Imus responded this week with a half-hearted apology as he fought for his job. He insisted that he wasn't a racist and pointed to his philanthropic efforts as a reason why he should keep his job. He's a shock jock after all -- he invented the genre -- so the fact that he said something offensive shouldn't surprise anybody. It's what he gets paid to do.
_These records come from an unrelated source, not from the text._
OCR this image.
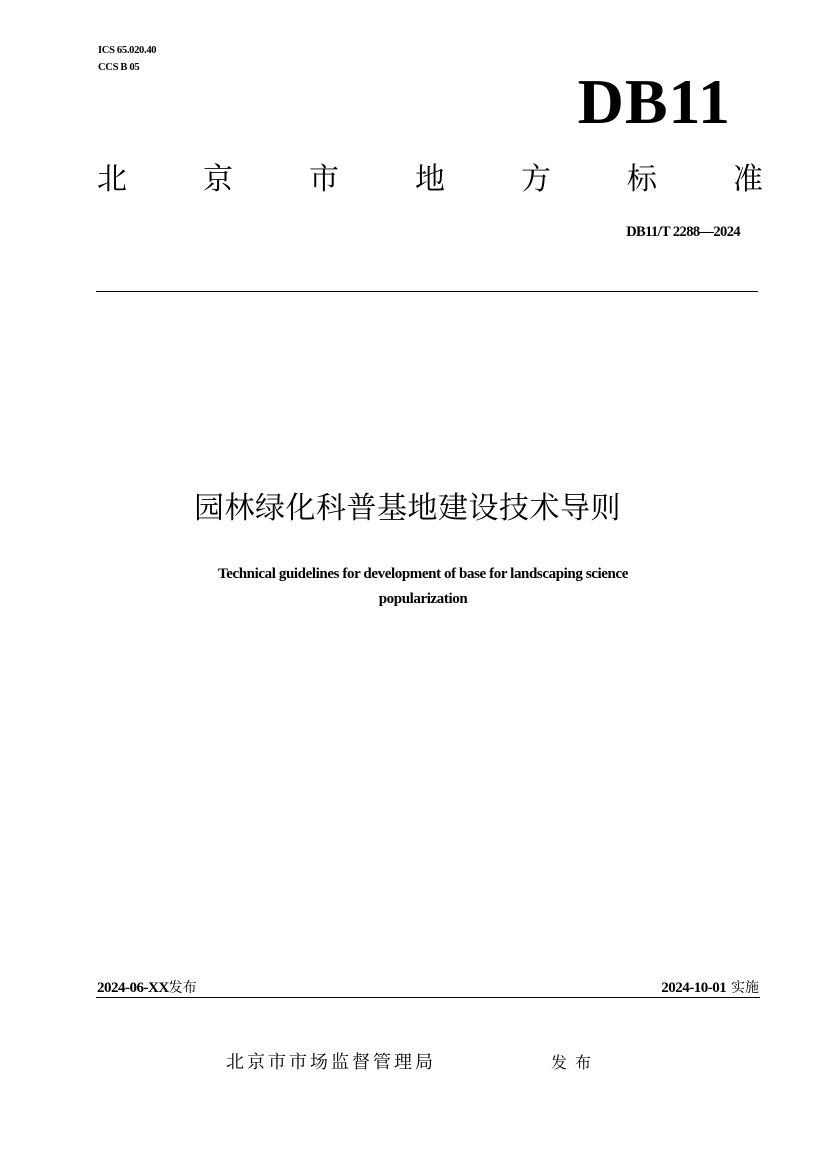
ICS 65.020.40
CCS B 05	DB11
北	京	市	地	方	标	准
DB11/T 2288—2024
园林绿化科普基地建设技术导则
Technical guidelines for development of base for landscaping science
popularization
2024-06-XX发布	2024-10-01 实施
北京市市场监督管理局	发布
But for more than a decade, he's tried to mix the obnoxious humor with serious political commentary. All of the top journalists, from Thomas Friedman to Tom Brokaw, appear on his show, and any politician who wants a national stage makes a visit. But Imus can't have it both ways. He can't ask to be taken seriously when discussing the war in Iraq or autism research while he and his merry band do sophomoric comedy bits.

And while Imus claims that his latest gaffe was simply a failed attempt at humor, it was an accurate reflection of the views he has expressed time and time again: that women have no place in the world of sports. That's a view that should have been discarded twenty years ago. It's out of place in our society, and since that is how he feels, Imus has no place in the mainstream media. His views are retarded, in every sense of the word.

That's the problem in my mind. Not that Imus made comments that were racist and sexist, but that he thought it was funny -- that it was his job -- to belittle and demean 18 and 19-year old women at their moment of glory.

I love the fact that women have an opportunity to play sports in this generation. Girls sports weren't taken seriously when I was growing up, and I've come to learn what a remarkable loss that was for them. Young people can learn important lessons from sports, about teamwork and dealing with adversity and accepting defeat. I'm thrilled that my daughters get to grow up in a time when they can compete in athletics, and I look forward to a day we no longer have to listen to old men questioning their sexuality because they want to play.